Secara terpisah, Guru Besar Farmakologi dan Farmasi Klinis Universitas Gadjah Mada (UGM), Yogyakarta, Zullies Ikawati menyampaikan, pengembangan riset dan inovasi obat-obatan baru juga perlu didorong di Indonesia. Ketergantungan yang sangat tinggi akan produk impor membuat kemandirian bangsa di bidang kesehatan, khususnya di bidang farmasi, sulit dicapai.
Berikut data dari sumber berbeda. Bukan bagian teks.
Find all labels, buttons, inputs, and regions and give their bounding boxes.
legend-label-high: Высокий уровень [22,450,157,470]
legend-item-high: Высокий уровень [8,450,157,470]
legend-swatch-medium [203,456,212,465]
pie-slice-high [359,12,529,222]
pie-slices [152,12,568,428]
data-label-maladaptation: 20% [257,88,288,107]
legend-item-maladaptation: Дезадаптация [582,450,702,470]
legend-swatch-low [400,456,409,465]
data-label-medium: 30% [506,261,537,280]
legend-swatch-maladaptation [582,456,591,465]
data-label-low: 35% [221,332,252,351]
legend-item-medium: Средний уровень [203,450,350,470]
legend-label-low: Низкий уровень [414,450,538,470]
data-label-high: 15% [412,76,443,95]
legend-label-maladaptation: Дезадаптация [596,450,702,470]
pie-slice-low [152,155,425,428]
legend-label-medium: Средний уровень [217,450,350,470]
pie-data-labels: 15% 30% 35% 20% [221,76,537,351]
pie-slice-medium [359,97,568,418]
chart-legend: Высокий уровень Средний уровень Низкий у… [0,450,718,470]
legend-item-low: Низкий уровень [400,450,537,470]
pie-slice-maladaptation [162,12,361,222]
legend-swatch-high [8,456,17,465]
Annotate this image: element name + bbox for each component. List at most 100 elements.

”Keinginan untuk bisa mengurangi ketergantungan impor akan produk farmasi itu sudah menjadi wacana yang cukup lama. Namun, nyatanya, political will pemerintah masih kurang. Kebijakan yang ada pun belum mampu mendorong industri, juga akademisi, bisa bekerja sama untuk menghasilkan produk farmasi yang dibutuhkan masyarakat,” katanya.
Kemandirian untuk menghasilkan produk farmasi dalam negeri ini akan berdampak pada kemudahan akses serta harga dari produk yang dipasarkan. Apabila banyak produk farmasi yang bisa dihasilkan di dalam negeri, masyarakat pun bisa menjangkau obat-obatan tersebut dengan harga lebih terjangkau.
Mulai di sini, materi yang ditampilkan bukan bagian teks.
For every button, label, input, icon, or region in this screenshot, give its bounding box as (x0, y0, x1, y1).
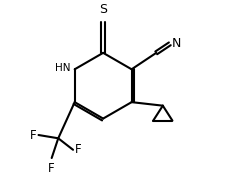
Text: HN: HN (55, 64, 70, 74)
Text: N: N (171, 37, 180, 50)
Text: S: S (99, 3, 107, 16)
Text: F: F (30, 129, 37, 142)
Text: F: F (74, 143, 81, 156)
Text: F: F (48, 162, 55, 175)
Menurut Zullies, keberhasilan India dalam bidang farmasi patut ditiru. Keberhasilan itu tidak terlepas dari kebijakan pemerintah setempat yang mendukung pengembangan produk dalam negeri. Dalam Patent Act 1970, India meniadakan aturan paten di bidang farmasi, pertanian, dan bahan kimia.
”Aturan tersebut berdampak bagi industri farmasi India, di mana India memproduksi obat-obatan tanpa adanya aturan paten. Aturan tersebut berhasil membuat harga produk farmasi India lebih terjangkau. Walau sekarang sudah berbeda aturannya, industri farmasi India kini jauh lebih maju dan berpengalaman,” tuturnya.